Ig-Nobel prizes 2015

Friday, 18 September 2015
Yes… it is that time of the year again, when science and humour collide. I secretly dream of winning the Ig-Nobel prize some day. But it is very unlikely. I’m afraid I’m a very boring researcher. Anyways, here you have the winners of the prizes this year: 

CHEMISTRY PRIZE — to the invention of a chemical recipe to partially un-boil an egg. 

Very useful for people who can’t decide between hard-boiled egg or omelette for breakfast. Also for the ones that back off from revolution… Truth, Justice, Freedom, Reasonably Priced Love, and a Hard-Boiled Egg! 

PHYSICS PRIZE — to the testing of the biological principle that nearly all mammals empty their bladders in about 21 seconds (plus or minus 13 seconds). 

The authors, in the abstract of their paper, wonder why this issue was given not much attention by researchers. I am really surprised too. I always find very long queues for the toilet, while men don’t queue at all… so if the time we spend “ejecting fluids” is the same, I wonder what takes us so much time in the toilet… perhaps because we usually go in pairs, and we just go to have a chat? Of course, that’s what most men think. It is clearly the best place to have a chat… 

LITERATURE PRIZE — to the discovering that the word "huh?" (or its equivalent) seems to exist in every human language — and for not being quite sure why. 

This is too easy to comment… huh? 

MANAGEMENT PRIZE — to the discovering that many business leaders developed in childhood a fondness for risk-taking, when they experienced natural disasters (such as earthquakes, volcanic eruptions, tsunamis, and wildfires) that — for them — had no dire personal consequences. 

I really don’t care about this… I’m immortal… 

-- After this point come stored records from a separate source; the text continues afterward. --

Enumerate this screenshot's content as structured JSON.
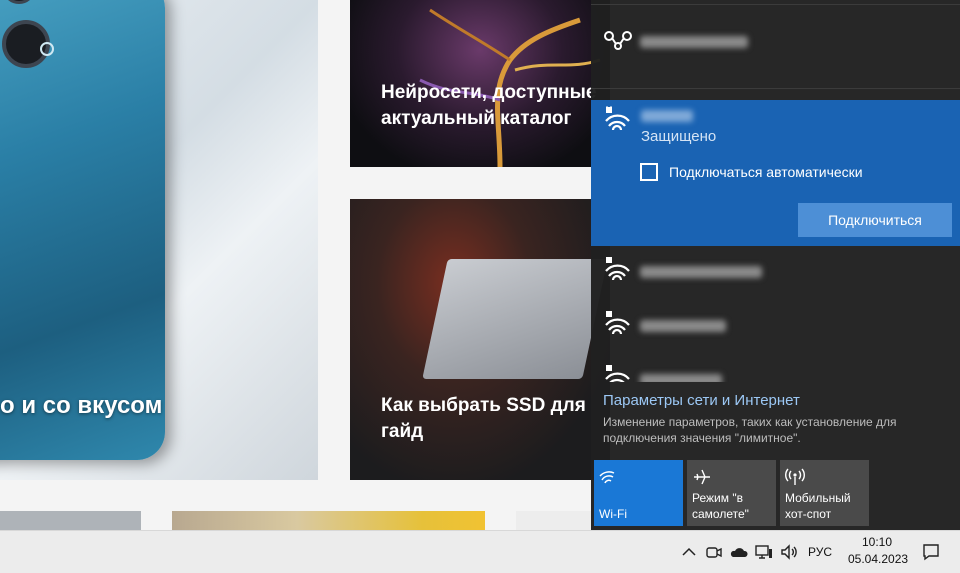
{
  "background": {
    "phone_caption": "о и со вкусом",
    "card_ai_caption": [
      "Нейросети, доступные",
      "актуальный каталог"
    ],
    "card_ssd_caption": [
      "Как выбрать SSD для",
      "гайд"
    ]
  },
  "flyout": {
    "active_network": {
      "status": "Защищено",
      "auto_connect_label": "Подключаться автоматически",
      "auto_connect_checked": false,
      "connect_button": "Подключиться"
    },
    "settings_link": "Параметры сети и Интернет",
    "settings_description": "Изменение параметров, таких как установление для подключения значения \"лимитное\".",
    "tiles": {
      "wifi": "Wi-Fi",
      "airplane": "Режим \"в самолете\"",
      "hotspot": "Мобильный хот-спот"
    },
    "colors": {
      "accent": "#1a63b3",
      "tile_active": "#1a78d6",
      "link": "#9cc8f5"
    }
  },
  "taskbar": {
    "language": "РУС",
    "time": "10:10",
    "date": "05.04.2023",
    "icons": [
      "chevron-up-icon",
      "meet-now-icon",
      "onedrive-cloud-icon",
      "network-icon",
      "volume-icon",
      "notification-icon"
    ]
  }
}
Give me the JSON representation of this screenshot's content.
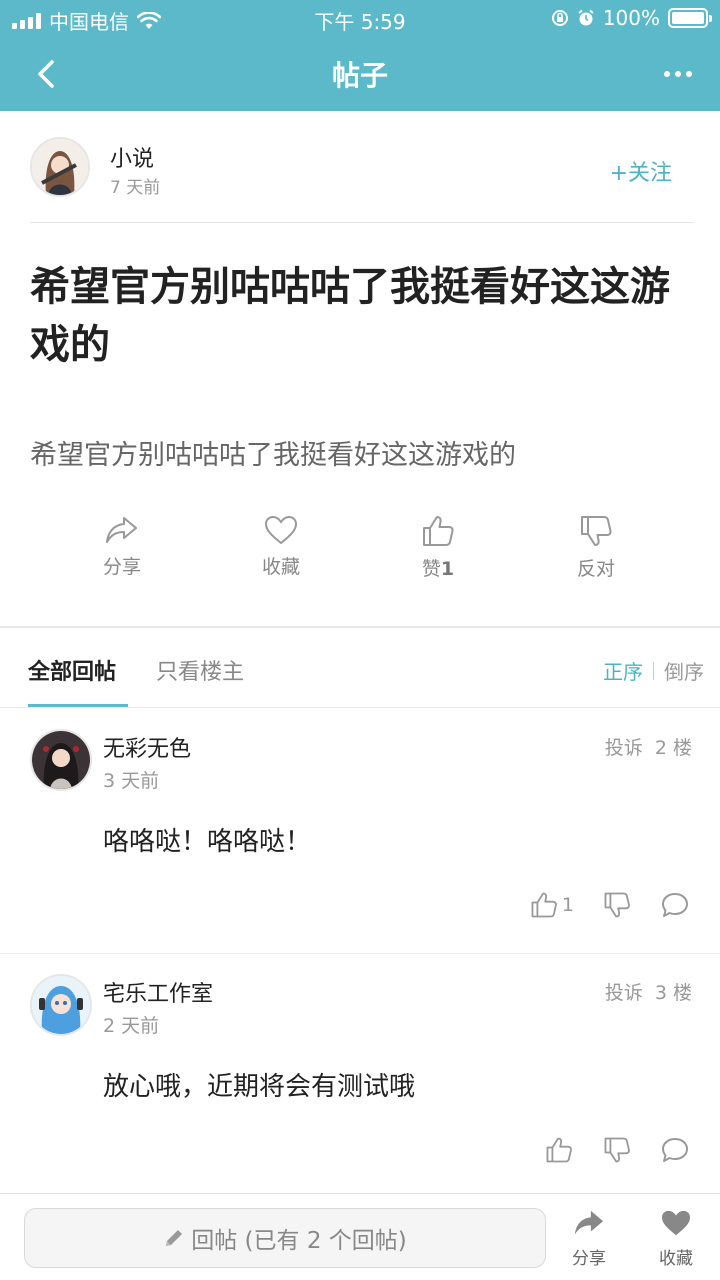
{
  "status": {
    "carrier": "中国电信",
    "time": "下午 5:59",
    "battery": "100%"
  },
  "nav": {
    "title": "帖子"
  },
  "post": {
    "author": "小说",
    "time": "7 天前",
    "follow_label": "+关注",
    "title": "希望官方别咕咕咕了我挺看好这这游戏的",
    "body": "希望官方别咕咕咕了我挺看好这这游戏的",
    "actions": {
      "share": "分享",
      "favorite": "收藏",
      "like": "赞",
      "like_count": "1",
      "dislike": "反对"
    }
  },
  "tabs": {
    "all": "全部回帖",
    "owner": "只看楼主",
    "sort_asc": "正序",
    "sort_desc": "倒序"
  },
  "replies": [
    {
      "name": "无彩无色",
      "time": "3 天前",
      "report": "投诉",
      "floor": "2 楼",
      "content": "咯咯哒！咯咯哒！",
      "likes": "1"
    },
    {
      "name": "宅乐工作室",
      "time": "2 天前",
      "report": "投诉",
      "floor": "3 楼",
      "content": "放心哦，近期将会有测试哦",
      "likes": ""
    }
  ],
  "bottom": {
    "reply_placeholder": "回帖 (已有 2 个回帖)",
    "share": "分享",
    "favorite": "收藏"
  },
  "colors": {
    "accent": "#5bb9c9",
    "accent_text": "#4db3c4"
  }
}
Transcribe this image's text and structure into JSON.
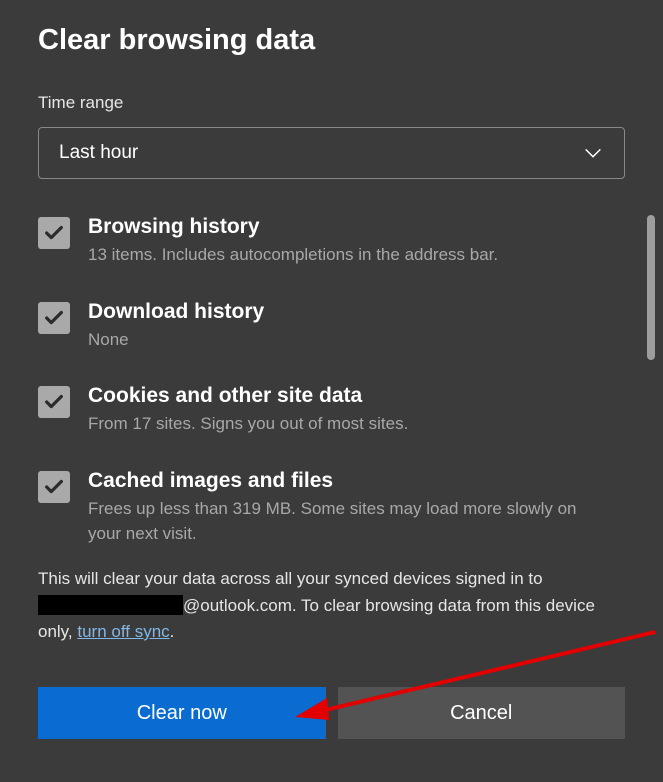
{
  "dialog": {
    "title": "Clear browsing data",
    "time_range": {
      "label": "Time range",
      "selected": "Last hour"
    },
    "options": [
      {
        "id": "browsing-history",
        "title": "Browsing history",
        "desc": "13 items. Includes autocompletions in the address bar.",
        "checked": true
      },
      {
        "id": "download-history",
        "title": "Download history",
        "desc": "None",
        "checked": true
      },
      {
        "id": "cookies",
        "title": "Cookies and other site data",
        "desc": "From 17 sites. Signs you out of most sites.",
        "checked": true
      },
      {
        "id": "cached",
        "title": "Cached images and files",
        "desc": "Frees up less than 319 MB. Some sites may load more slowly on your next visit.",
        "checked": true
      }
    ],
    "sync_notice": {
      "part1": "This will clear your data across all your synced devices signed in to ",
      "email_suffix": "@outlook.com. To clear browsing data from this device only, ",
      "link_text": "turn off sync",
      "part3": "."
    },
    "buttons": {
      "primary": "Clear now",
      "secondary": "Cancel"
    }
  },
  "annotation": {
    "arrow_color": "#e20000"
  }
}
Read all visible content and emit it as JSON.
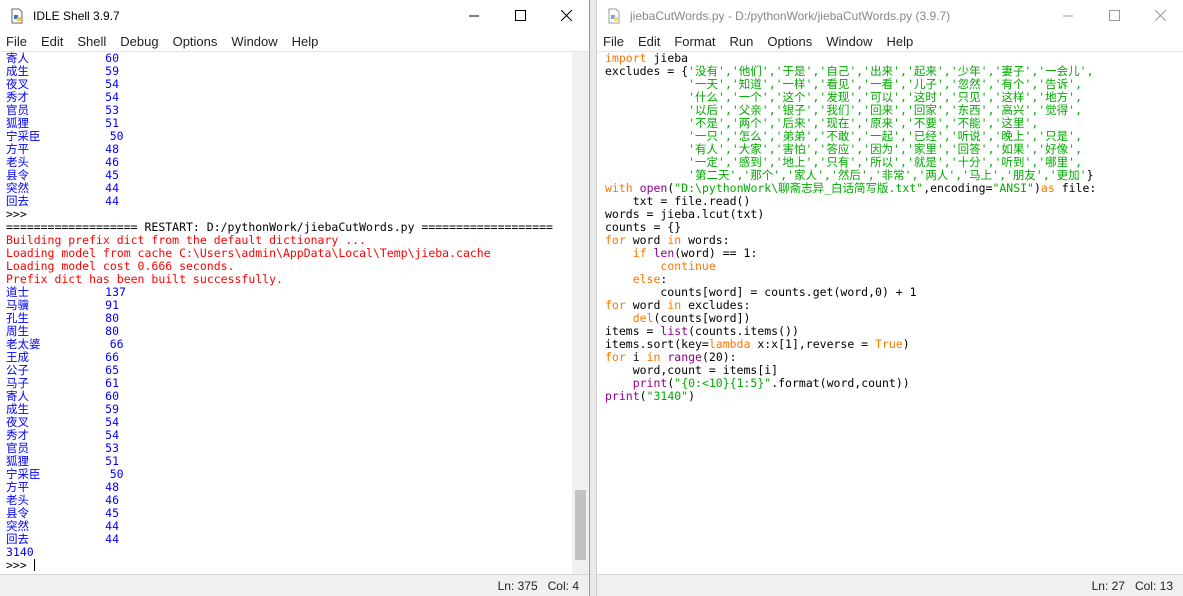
{
  "shell": {
    "title": "IDLE Shell 3.9.7",
    "menu": [
      "File",
      "Edit",
      "Shell",
      "Debug",
      "Options",
      "Window",
      "Help"
    ],
    "lines": [
      {
        "text": "寄人           60",
        "cls": "blue"
      },
      {
        "text": "成生           59",
        "cls": "blue"
      },
      {
        "text": "夜叉           54",
        "cls": "blue"
      },
      {
        "text": "秀才           54",
        "cls": "blue"
      },
      {
        "text": "官员           53",
        "cls": "blue"
      },
      {
        "text": "狐狸           51",
        "cls": "blue"
      },
      {
        "text": "宁采臣          50",
        "cls": "blue"
      },
      {
        "text": "方平           48",
        "cls": "blue"
      },
      {
        "text": "老头           46",
        "cls": "blue"
      },
      {
        "text": "县令           45",
        "cls": "blue"
      },
      {
        "text": "突然           44",
        "cls": "blue"
      },
      {
        "text": "回去           44",
        "cls": "blue"
      },
      {
        "text": ">>> ",
        "cls": ""
      },
      {
        "text": "=================== RESTART: D:/pythonWork/jiebaCutWords.py ===================",
        "cls": ""
      },
      {
        "text": "Building prefix dict from the default dictionary ...",
        "cls": "red"
      },
      {
        "text": "Loading model from cache C:\\Users\\admin\\AppData\\Local\\Temp\\jieba.cache",
        "cls": "red"
      },
      {
        "text": "Loading model cost 0.666 seconds.",
        "cls": "red"
      },
      {
        "text": "Prefix dict has been built successfully.",
        "cls": "red"
      },
      {
        "text": "道士           137",
        "cls": "blue"
      },
      {
        "text": "马骥           91",
        "cls": "blue"
      },
      {
        "text": "孔生           80",
        "cls": "blue"
      },
      {
        "text": "周生           80",
        "cls": "blue"
      },
      {
        "text": "老太婆          66",
        "cls": "blue"
      },
      {
        "text": "王成           66",
        "cls": "blue"
      },
      {
        "text": "公子           65",
        "cls": "blue"
      },
      {
        "text": "马子           61",
        "cls": "blue"
      },
      {
        "text": "寄人           60",
        "cls": "blue"
      },
      {
        "text": "成生           59",
        "cls": "blue"
      },
      {
        "text": "夜叉           54",
        "cls": "blue"
      },
      {
        "text": "秀才           54",
        "cls": "blue"
      },
      {
        "text": "官员           53",
        "cls": "blue"
      },
      {
        "text": "狐狸           51",
        "cls": "blue"
      },
      {
        "text": "宁采臣          50",
        "cls": "blue"
      },
      {
        "text": "方平           48",
        "cls": "blue"
      },
      {
        "text": "老头           46",
        "cls": "blue"
      },
      {
        "text": "县令           45",
        "cls": "blue"
      },
      {
        "text": "突然           44",
        "cls": "blue"
      },
      {
        "text": "回去           44",
        "cls": "blue"
      },
      {
        "text": "3140",
        "cls": "blue"
      }
    ],
    "prompt": ">>> ",
    "status": {
      "ln": "Ln: 375",
      "col": "Col: 4"
    }
  },
  "editor": {
    "title": "jiebaCutWords.py - D:/pythonWork/jiebaCutWords.py (3.9.7)",
    "menu": [
      "File",
      "Edit",
      "Format",
      "Run",
      "Options",
      "Window",
      "Help"
    ],
    "lines": [
      [
        {
          "t": "import",
          "c": "kw"
        },
        {
          "t": " jieba",
          "c": ""
        }
      ],
      [
        {
          "t": "excludes = {",
          "c": ""
        },
        {
          "t": "'没有','他们','于是','自己','出来','起来','少年','妻子','一会儿',",
          "c": "str"
        }
      ],
      [
        {
          "t": "            ",
          "c": ""
        },
        {
          "t": "'一天','知道','一样','看见','一看','儿子','忽然','有个','告诉',",
          "c": "str"
        }
      ],
      [
        {
          "t": "            ",
          "c": ""
        },
        {
          "t": "'什么','一个','这个','发现','可以','这时','只见','这样','地方',",
          "c": "str"
        }
      ],
      [
        {
          "t": "            ",
          "c": ""
        },
        {
          "t": "'以后','父亲','银子','我们','回来','回家','东西','高兴','觉得',",
          "c": "str"
        }
      ],
      [
        {
          "t": "            ",
          "c": ""
        },
        {
          "t": "'不是','两个','后来','现在','原来','不要','不能','这里',",
          "c": "str"
        }
      ],
      [
        {
          "t": "            ",
          "c": ""
        },
        {
          "t": "'一只','怎么','弟弟','不敢','一起','已经','听说','晚上','只是',",
          "c": "str"
        }
      ],
      [
        {
          "t": "            ",
          "c": ""
        },
        {
          "t": "'有人','大家','害怕','答应','因为','家里','回答','如果','好像',",
          "c": "str"
        }
      ],
      [
        {
          "t": "            ",
          "c": ""
        },
        {
          "t": "'一定','感到','地上','只有','所以','就是','十分','听到','哪里',",
          "c": "str"
        }
      ],
      [
        {
          "t": "            ",
          "c": ""
        },
        {
          "t": "'第二天','那个','家人','然后','非常','两人','马上','朋友','更加'",
          "c": "str"
        },
        {
          "t": "}",
          "c": ""
        }
      ],
      [
        {
          "t": "with",
          "c": "kw"
        },
        {
          "t": " ",
          "c": ""
        },
        {
          "t": "open",
          "c": "bi"
        },
        {
          "t": "(",
          "c": ""
        },
        {
          "t": "\"D:\\pythonWork\\聊斋志异_白话简写版.txt\"",
          "c": "str"
        },
        {
          "t": ",encoding=",
          "c": ""
        },
        {
          "t": "\"ANSI\"",
          "c": "str"
        },
        {
          "t": ")",
          "c": ""
        },
        {
          "t": "as",
          "c": "kw"
        },
        {
          "t": " file:",
          "c": ""
        }
      ],
      [
        {
          "t": "    txt = file.read()",
          "c": ""
        }
      ],
      [
        {
          "t": "words = jieba.lcut(txt)",
          "c": ""
        }
      ],
      [
        {
          "t": "counts = {}",
          "c": ""
        }
      ],
      [
        {
          "t": "for",
          "c": "kw"
        },
        {
          "t": " word ",
          "c": ""
        },
        {
          "t": "in",
          "c": "kw"
        },
        {
          "t": " words:",
          "c": ""
        }
      ],
      [
        {
          "t": "    ",
          "c": ""
        },
        {
          "t": "if",
          "c": "kw"
        },
        {
          "t": " ",
          "c": ""
        },
        {
          "t": "len",
          "c": "bi"
        },
        {
          "t": "(word) == 1:",
          "c": ""
        }
      ],
      [
        {
          "t": "        ",
          "c": ""
        },
        {
          "t": "continue",
          "c": "kw"
        }
      ],
      [
        {
          "t": "    ",
          "c": ""
        },
        {
          "t": "else",
          "c": "kw"
        },
        {
          "t": ":",
          "c": ""
        }
      ],
      [
        {
          "t": "        counts[word] = counts.get(word,0) + 1",
          "c": ""
        }
      ],
      [
        {
          "t": "for",
          "c": "kw"
        },
        {
          "t": " word ",
          "c": ""
        },
        {
          "t": "in",
          "c": "kw"
        },
        {
          "t": " excludes:",
          "c": ""
        }
      ],
      [
        {
          "t": "    ",
          "c": ""
        },
        {
          "t": "del",
          "c": "kw"
        },
        {
          "t": "(counts[word])",
          "c": ""
        }
      ],
      [
        {
          "t": "items = ",
          "c": ""
        },
        {
          "t": "list",
          "c": "bi"
        },
        {
          "t": "(counts.items())",
          "c": ""
        }
      ],
      [
        {
          "t": "items.sort(key=",
          "c": ""
        },
        {
          "t": "lambda",
          "c": "kw"
        },
        {
          "t": " x:x[1],reverse = ",
          "c": ""
        },
        {
          "t": "True",
          "c": "kw"
        },
        {
          "t": ")",
          "c": ""
        }
      ],
      [
        {
          "t": "for",
          "c": "kw"
        },
        {
          "t": " i ",
          "c": ""
        },
        {
          "t": "in",
          "c": "kw"
        },
        {
          "t": " ",
          "c": ""
        },
        {
          "t": "range",
          "c": "bi"
        },
        {
          "t": "(20):",
          "c": ""
        }
      ],
      [
        {
          "t": "    word,count = items[i]",
          "c": ""
        }
      ],
      [
        {
          "t": "    ",
          "c": ""
        },
        {
          "t": "print",
          "c": "bi"
        },
        {
          "t": "(",
          "c": ""
        },
        {
          "t": "\"{0:<10}{1:5}\"",
          "c": "str"
        },
        {
          "t": ".format(word,count))",
          "c": ""
        }
      ],
      [
        {
          "t": "print",
          "c": "bi"
        },
        {
          "t": "(",
          "c": ""
        },
        {
          "t": "\"3140\"",
          "c": "str"
        },
        {
          "t": ")",
          "c": ""
        }
      ]
    ],
    "status": {
      "ln": "Ln: 27",
      "col": "Col: 13"
    }
  },
  "icons": {
    "app": "idle-icon",
    "minimize": "minimize-icon",
    "maximize": "maximize-icon",
    "close": "close-icon"
  }
}
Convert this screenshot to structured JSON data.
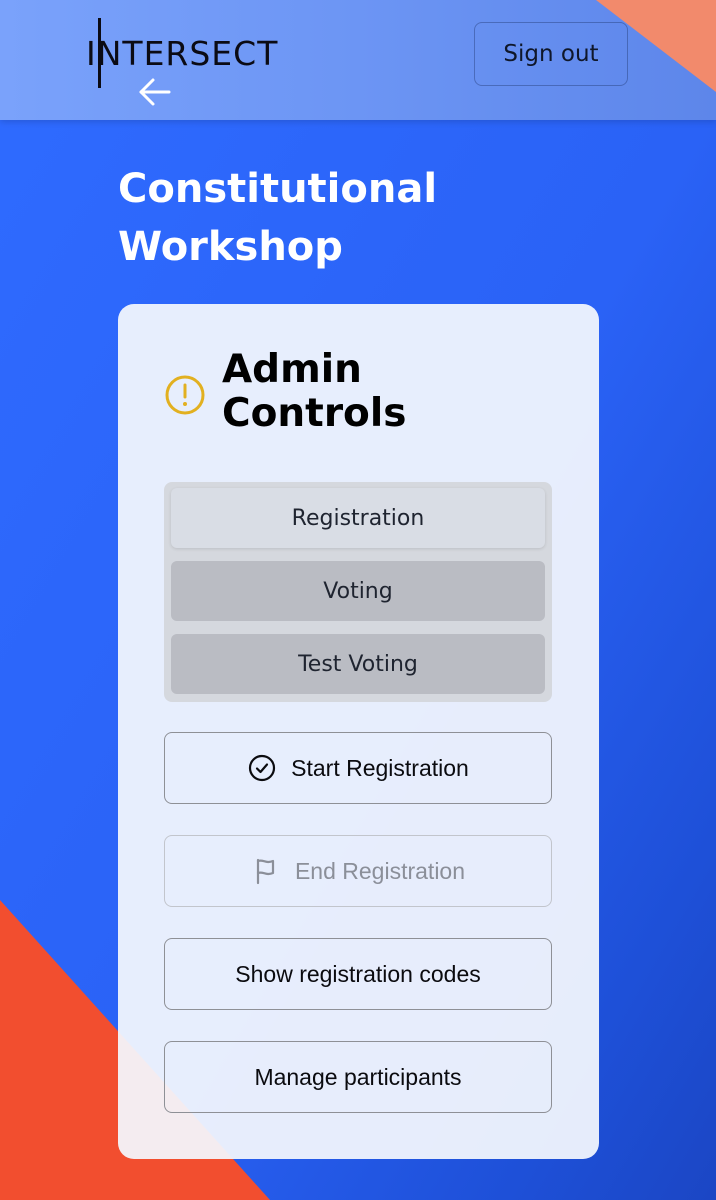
{
  "header": {
    "logo_text": "INTERSECT",
    "signout_label": "Sign out"
  },
  "page": {
    "title": "Constitutional Workshop"
  },
  "card": {
    "title": "Admin Controls",
    "tabs": [
      {
        "label": "Registration",
        "state": "active"
      },
      {
        "label": "Voting",
        "state": "inactive"
      },
      {
        "label": "Test Voting",
        "state": "inactive"
      }
    ],
    "buttons": {
      "start_registration": "Start Registration",
      "end_registration": "End Registration",
      "show_codes": "Show registration codes",
      "manage_participants": "Manage participants"
    }
  },
  "icons": {
    "back": "arrow-left-icon",
    "alert": "alert-circle-icon",
    "start": "check-circle-icon",
    "end": "flag-icon"
  },
  "colors": {
    "background": "#2f6bff",
    "accent_orange": "#f24e2f",
    "alert_yellow": "#e2b020"
  }
}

ECONOMICS PRIZE — The Bangkok Metropolitan Police [THAILAND], for offering to pay policemen extra cash if the policemen refuse to take bribes. 

I am really not paid to write this blog… if you get my drift… 

MEDICINE PRIZE — Awarded jointly to two groups, for experiments to study the biomedical benefits or biomedical consequences of intense kissing (and other intimate, interpersonal activities). 

This is the kind of study where the researcher can get too involved into. I can imagine a PhD on Kissing and its benefits. There would never be enough data according to the PhD student… 

MATHEMATICS PRIZE — to try to use mathematical techniques to determine whether and how Moulay Ismael the Bloodthirsty, the Sharifian Emperor of Morocco, managed, during the years from 1697 through 1727, to father 888 children. 

This guy really was healthy, according to the MEDICINE PRIZE above… 

BIOLOGY PRIZE — to the observation that when you attach a weighted stick to the rear end of a chicken, the chicken then walks in a manner similar to that in which dinosaurs are thought to have walked. 

This is, in my humble opinion, the best of them all. I can’t help showing the supporting material of this study… 

DIAGNOSTIC MEDICINE PRIZE — to the determination that acute appendicitis can be accurately diagnosed by the amount of pain evident when the patient is driven over speed bumps. 

Don’t ever go to La Cañada in Almería with appendicitis then… 

PHYSIOLOGY and ENTOMOLOGY PRIZE — Awarded jointly to two individuals, for carefully arranging for honey bees to sting him repeatedly on 25 different locations on his body, to learn which locations are the least painful (the skull, middle toe tip, and upper arm). and which are the most painful (the nostril, upper lip, and penis shaft). 

Should we investigate if the word “Ouch!” is universal too????